L’aventure d’une vie.

Un défi unique.

Une femme. Vanessa.

Un homme. Ronald.

Une montagne. Le Kilimandjaro.

Un sommet. 5895m.

Un seul objectif.

Une seule ambition : un record du monde !

Un plan précis.

Un travail minutieux.

Un entraînement ambitieux.

La nature, elle, en avait décidé autrement…

De son enfance à son métier d’infirmière, le parcours de cette Toulousaine d’adoption a toujours été semé d’embûches. Pourtant, la jeune femme n’a jamais lâché.

Découvrez la véritable histoire de Vanessa Morales sur le toit du continent Africain !

Entre doutes et certitudes, larmes et joies, déceptions et ambitions, le voyage promet d’être intense. Et surprenant.

1.

Je l’envie. Je suis jalouse. J’essaye de l’imiter. Je veux reproduire ses envolées, ses sauts, ses arabesques. Elle m’inspire. Elle, c’est Surya Bonaly, la championne de patinage artistique. Sur la glace, j’aimerais avoir sa grâce et son courage. Je regarde chaque compétition et chaque vidéo de la nonuple championne de France. Surya Bonaly a également participé à trois reprises aux Jeux Olympiques. Un rêve. Avant de pouvoir atteindre son niveau, je continue de m’entraîner sur la patinoire de Font-Romeu, dans les Pyrénées-Orientales. Une patinoire où j’ai chaussé mes premiers patins à l’âge de 4 ans.

Le rêve, pour moi, a commencé en CM2. La professeure de patinage me proposait d’intégrer la section sport-études pour continuer ma progression. Passer de l’école primaire au collège est un changement radical dans la vie de beaucoup d’enfants. La mienne allait prendre un virage encore plus grand. J’allais passer des deux entraînements hebdomadaires à un entraînement quotidien. Sans oublier les compétitions le week-end.

Rien ne me prédestinait à performer dans ce sport. Personne n’en pratiquait à un haut niveau dans ma famille. Personne ne me poussait non plus à percer dans cette discipline. Dans ma famille, le sport était vu comme une obligation professionnelle et non comme un loisir. Mon oncle, Jean-Jo, par exemple, était un excellent skieur. Il était pisteur secouriste et passait ses journées en montagne. Personne ne s’intéressait à mon sport. Ma mère a longtemps travaillé sur les pistes de ski, en s’occupant des perches pour les tire-fesses. Ma garderie ressemblait à une grande montagne couverte de neige. Avec ma sœur, Audrey, de 4 ans mon aînée, nous étions tout le temps là-bas pour les pauses déjeuner. Ma mère ne m’a vu sur la glace qu’une seule fois. Mon père, lui, ne m’a jamais vu patiner. Ce n’est que très récemment qu’il me l’a avoué, dans un mélange de tristesse et d’émotion. Aucune photo ou aucune vidéo de moi en patinage ne se trouvait à la maison.
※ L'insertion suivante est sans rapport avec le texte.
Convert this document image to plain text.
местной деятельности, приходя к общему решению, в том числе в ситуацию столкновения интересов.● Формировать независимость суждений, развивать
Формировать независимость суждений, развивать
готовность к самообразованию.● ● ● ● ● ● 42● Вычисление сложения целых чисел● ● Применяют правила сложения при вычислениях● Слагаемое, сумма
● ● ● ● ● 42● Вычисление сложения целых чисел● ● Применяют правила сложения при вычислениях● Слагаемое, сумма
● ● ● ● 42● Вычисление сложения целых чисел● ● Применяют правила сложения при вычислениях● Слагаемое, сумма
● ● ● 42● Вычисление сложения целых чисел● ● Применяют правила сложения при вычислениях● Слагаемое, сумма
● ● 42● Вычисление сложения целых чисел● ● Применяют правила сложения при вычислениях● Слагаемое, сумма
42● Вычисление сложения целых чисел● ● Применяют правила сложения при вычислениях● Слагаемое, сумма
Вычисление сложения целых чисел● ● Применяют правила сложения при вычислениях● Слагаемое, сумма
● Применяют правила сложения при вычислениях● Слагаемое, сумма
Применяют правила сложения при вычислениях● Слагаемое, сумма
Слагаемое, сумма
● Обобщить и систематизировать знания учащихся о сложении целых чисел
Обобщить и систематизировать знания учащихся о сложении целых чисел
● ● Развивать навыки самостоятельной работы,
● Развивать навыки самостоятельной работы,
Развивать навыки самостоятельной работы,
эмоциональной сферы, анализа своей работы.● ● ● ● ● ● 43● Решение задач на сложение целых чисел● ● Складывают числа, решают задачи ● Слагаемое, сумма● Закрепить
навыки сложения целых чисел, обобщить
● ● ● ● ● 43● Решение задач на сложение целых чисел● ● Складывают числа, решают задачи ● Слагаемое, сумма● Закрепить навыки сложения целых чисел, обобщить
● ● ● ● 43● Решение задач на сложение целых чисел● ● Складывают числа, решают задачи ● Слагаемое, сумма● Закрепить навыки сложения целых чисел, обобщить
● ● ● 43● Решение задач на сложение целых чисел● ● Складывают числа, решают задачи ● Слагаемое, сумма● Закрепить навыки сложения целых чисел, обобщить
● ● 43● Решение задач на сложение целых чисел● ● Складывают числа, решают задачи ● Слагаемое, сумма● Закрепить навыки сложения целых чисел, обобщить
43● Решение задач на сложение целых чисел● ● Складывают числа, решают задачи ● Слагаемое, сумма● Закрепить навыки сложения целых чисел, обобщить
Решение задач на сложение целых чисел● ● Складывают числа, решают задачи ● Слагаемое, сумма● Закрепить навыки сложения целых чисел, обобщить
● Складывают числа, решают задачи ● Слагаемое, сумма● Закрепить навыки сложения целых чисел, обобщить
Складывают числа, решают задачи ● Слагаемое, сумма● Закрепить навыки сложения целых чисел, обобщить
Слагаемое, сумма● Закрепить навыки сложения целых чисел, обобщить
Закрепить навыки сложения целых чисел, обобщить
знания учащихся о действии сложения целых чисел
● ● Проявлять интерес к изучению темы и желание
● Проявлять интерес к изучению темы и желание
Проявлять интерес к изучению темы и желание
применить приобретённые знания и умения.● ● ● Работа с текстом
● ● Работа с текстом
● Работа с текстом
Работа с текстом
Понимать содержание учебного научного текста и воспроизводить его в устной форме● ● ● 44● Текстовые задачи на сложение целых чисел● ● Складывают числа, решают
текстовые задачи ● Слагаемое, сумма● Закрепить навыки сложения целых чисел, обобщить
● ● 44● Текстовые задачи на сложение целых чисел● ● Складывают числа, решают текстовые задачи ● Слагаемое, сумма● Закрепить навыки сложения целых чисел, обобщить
Ce manque d’intérêt familial, j’en ai souffert étant enfant. J’aurais aimé progresser en patinage. J’aurais aimé avoir les mêmes tenues que les autres filles de mon club. La situation familiale ne le permettait pas. Ma mère récupérait des tissus usagés pour me fabriquer de nouveaux justaucorps. J’aurais aimé pouvoir participer aux stages que proposait Philippe Candeloro au sein même de la patinoire municipale. Je me contentais de ma place assise, dehors, derrière les grandes baies vitrées de l’enceinte, pour admirer ce champion et les conseils qu’il donnait. J’aurais aimé essayer de découvrir le niveau national en patinage artistique. Pour atteindre ce niveau, les entraînements doivent être réguliers. Qui pouvait m’amener à la patinoire ? Personne. Si, mon grand-père. Je montais avec lui dans sa voiture. Le voyage retour existerait-il ? C’est la question que je me posais à chaque fois. Mon grand-père était particulier sur la route. Un homme qui pensait que la route était à lui. Quitte à presque renverser des gens sur le bitume. Je me souviens qu’il avait failli écraser la patronne du PMU qui se trouvait sur le trottoir du village, en face du bar. Je n’ai jamais vu mon papy passer la troisième en voiture. Traverser tout Font-Romeu en fond de deuxième était risqué. Et bruyant. Ce sont des souvenirs qui vous marquent. Tout comme certains moments de vie. Pouvez-vous imaginer que deux petites filles passent le réveillon du 24 décembre au soir, toutes les deux, dans un train ?

C’est ce qui nous est arrivé avec Audrey, la personne dont je suis le plus proche. Aujourd’hui, nous sommes toutes les deux adultes. Nous avons nos vies de famille, nos vies professionnelles, nos vies privées. Nous prenons toujours le temps de nous appeler une, deux, voire trois fois dans la journée. Un doute ? C’est elle que je contacte. Une bonne nouvelle ? Elle est la première à la connaître. De la nostalgie ? Je l’appelle tout de suite. C’est avec elle que je partais de notre maison, en haut du village pour aller prendre le bus. Chaque jour, chaque soir, nous étions ensemble pour parcourir les 300 mètres de dénivelé positif entre l’abribus et notre demeure. Une sorte de premier entraînement pour ma vie future.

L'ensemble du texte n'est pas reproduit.